Secondary acute myeloid leukemia and the role of allogeneic stem cell transplantation in a population-based setting

Abstract Background Secondary AML (s-AML), including AML with an antecedent hematological disorder (AHD-AML) and therapy-related AML (t-AML), constitutes a large proportion of AML patients and is considered to confer a dismal prognosis.
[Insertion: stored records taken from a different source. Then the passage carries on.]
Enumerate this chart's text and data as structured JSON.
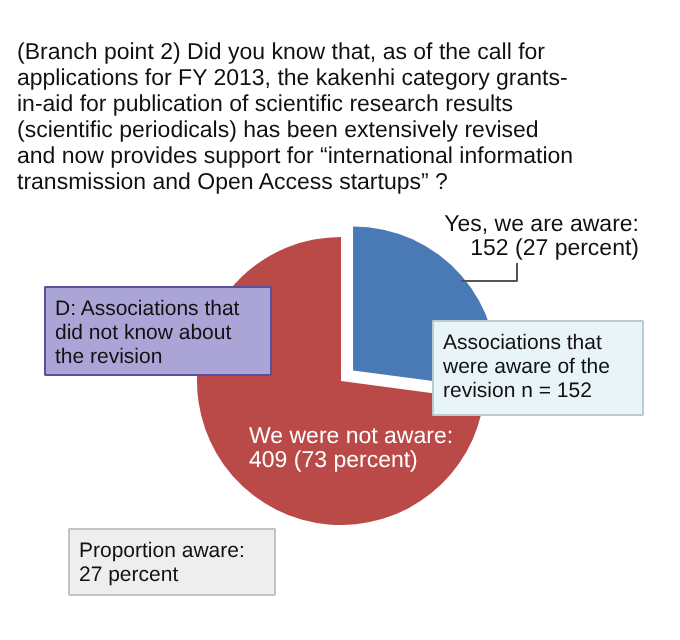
{
  "chart_data": {
    "type": "pie",
    "title": "(Branch point 2) Did you know that, as of the call for applications for FY 2013, the kakenhi category grants-in-aid for publication of scientific research results (scientific periodicals) has been extensively revised and now provides support for “international information transmission and Open Access startups” ?",
    "categories": [
      "Yes, we are aware: 152 (27 percent)",
      "We were not aware: 409 (73 percent)"
    ],
    "values": [
      152,
      409
    ],
    "colors": [
      "#4a7ab5",
      "#b94a48"
    ],
    "annotations": [
      "D: Associations that did not know about the revision",
      "Associations that were aware of the revision  n = 152",
      "Proportion aware: 27 percent"
    ]
  }
}
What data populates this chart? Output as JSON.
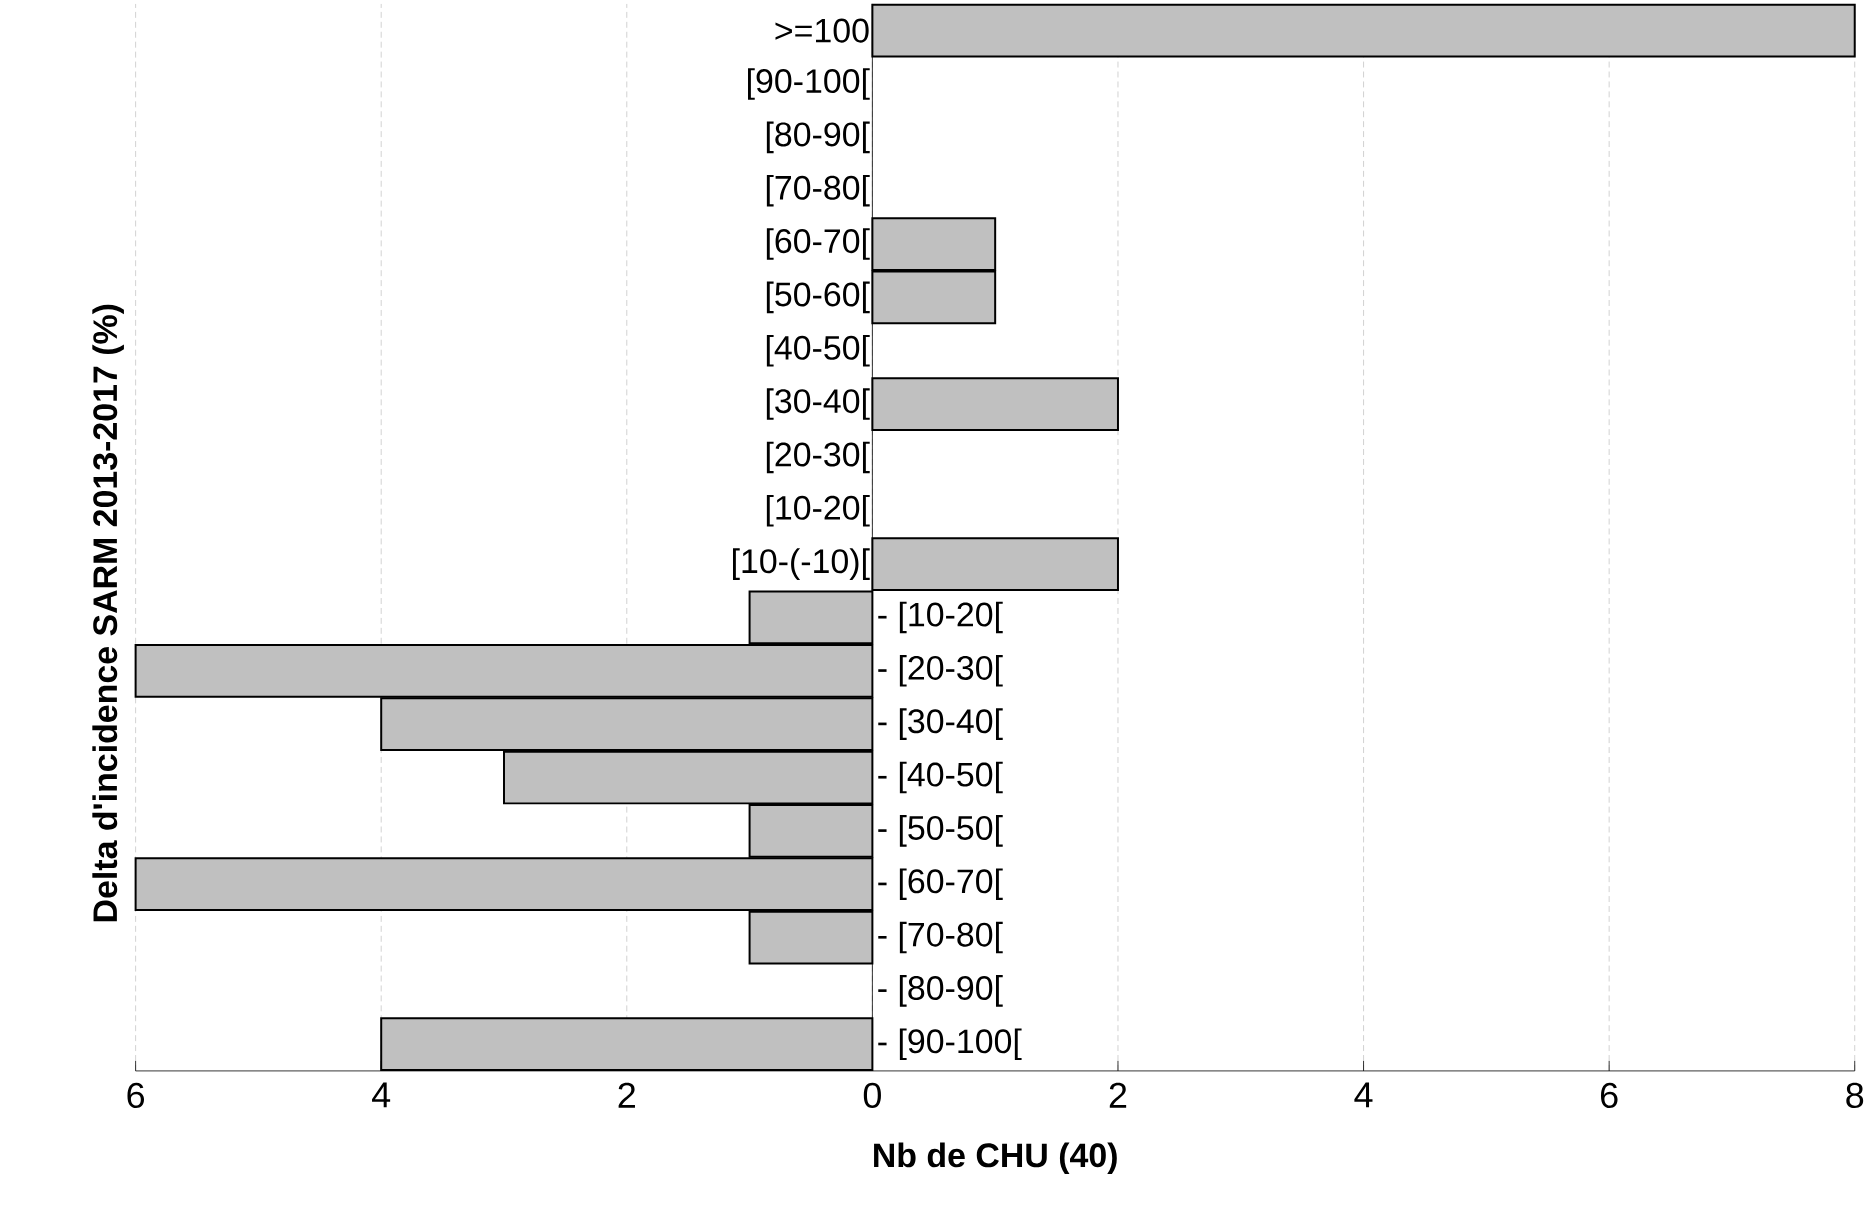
{
  "chart_data": {
    "type": "bar",
    "orientation": "horizontal",
    "xlabel": "Nb de CHU (40)",
    "ylabel": "Delta d'incidence SARM 2013-2017 (%)",
    "categories": [
      ">=100",
      "[90-100[",
      "[80-90[",
      "[70-80[",
      "[60-70[",
      "[50-60[",
      "[40-50[",
      "[30-40[",
      "[20-30[",
      "[10-20[",
      "[10-(-10)[",
      "- [10-20[",
      "- [20-30[",
      "- [30-40[",
      "- [40-50[",
      "- [50-50[",
      "- [60-70[",
      "- [70-80[",
      "- [80-90[",
      "- [90-100["
    ],
    "values": [
      8,
      0,
      0,
      0,
      1,
      1,
      0,
      2,
      0,
      0,
      2,
      -1,
      -6,
      -4,
      -3,
      -1,
      -6,
      -1,
      0,
      -4
    ],
    "color": "#c0c0c0",
    "xlim": [
      -6,
      8
    ],
    "xticks": [
      {
        "value": -6,
        "label": "6"
      },
      {
        "value": -4,
        "label": "4"
      },
      {
        "value": -2,
        "label": "2"
      },
      0,
      2,
      4,
      6,
      8
    ],
    "grid": "x"
  }
}
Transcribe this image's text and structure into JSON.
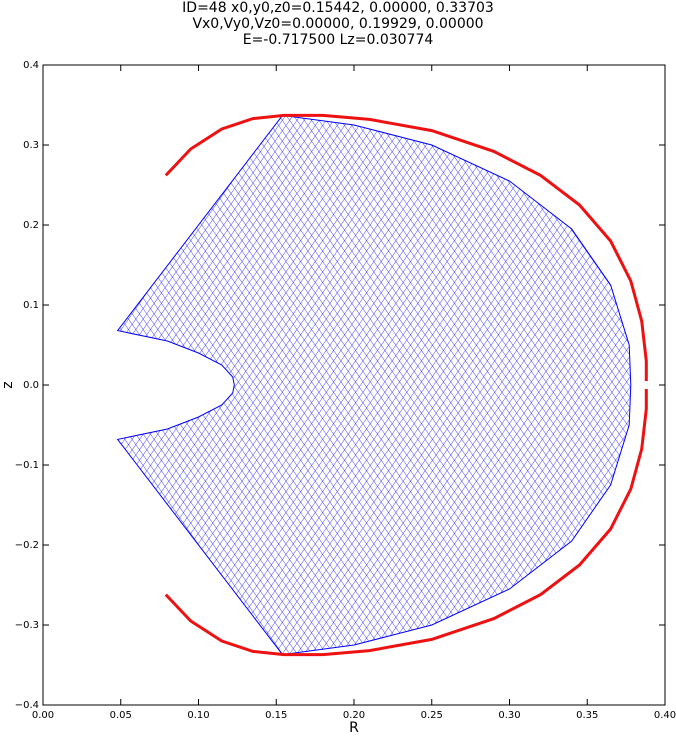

Still, the role of allogeneic hematopoietic cell transplantation (HCT) in s-AML and to what extent transplantation is performed is poorly studied. Methods We used the population-based Swedish AML Registry encompassing 3337 intensively treated adult patients during a 17-year period to study the role of HCT, within s-AML as well as compared to de novo AML. Results HCT was performed in 576 (22%) patients with de novo AML, 74 (17%) with AHD-AML and 57 (20%) with t-AML. At five years, there were no survivors among patients with previous myeloproliferative neoplasms without HCT, and corresponding survival for patients with antecedent myelodysplastic syndromes and t-AML was and 2% and 4%, respectively. HCT was compared with chemotherapy consolidation in s-AML using three models: i) in a 200 day landmark analysis HCT was favorable compared to conventional consolidation (P = 0.04, log-rank); ii) in a multivariable Cox regression with HCT as a time-dependent variable the mortality hazard ratio was 0.73 (95% CI 0.64-0.83) for HCT, and favored HCT in all subgroups; iii) in a propensity score matching analysis, the 5-year overall and relapse-free survival for s-AML patients in CR1 was 48% and 43% respectively for patients receiving HCT versus 20% and 21% for patients receiving chemotherapy consolidation (p = 0.01 and 0.02; log-rank). Conclusion Observational data suggests that HCT improves survival and offers the only realistic curative treatment option in patients with s-AML.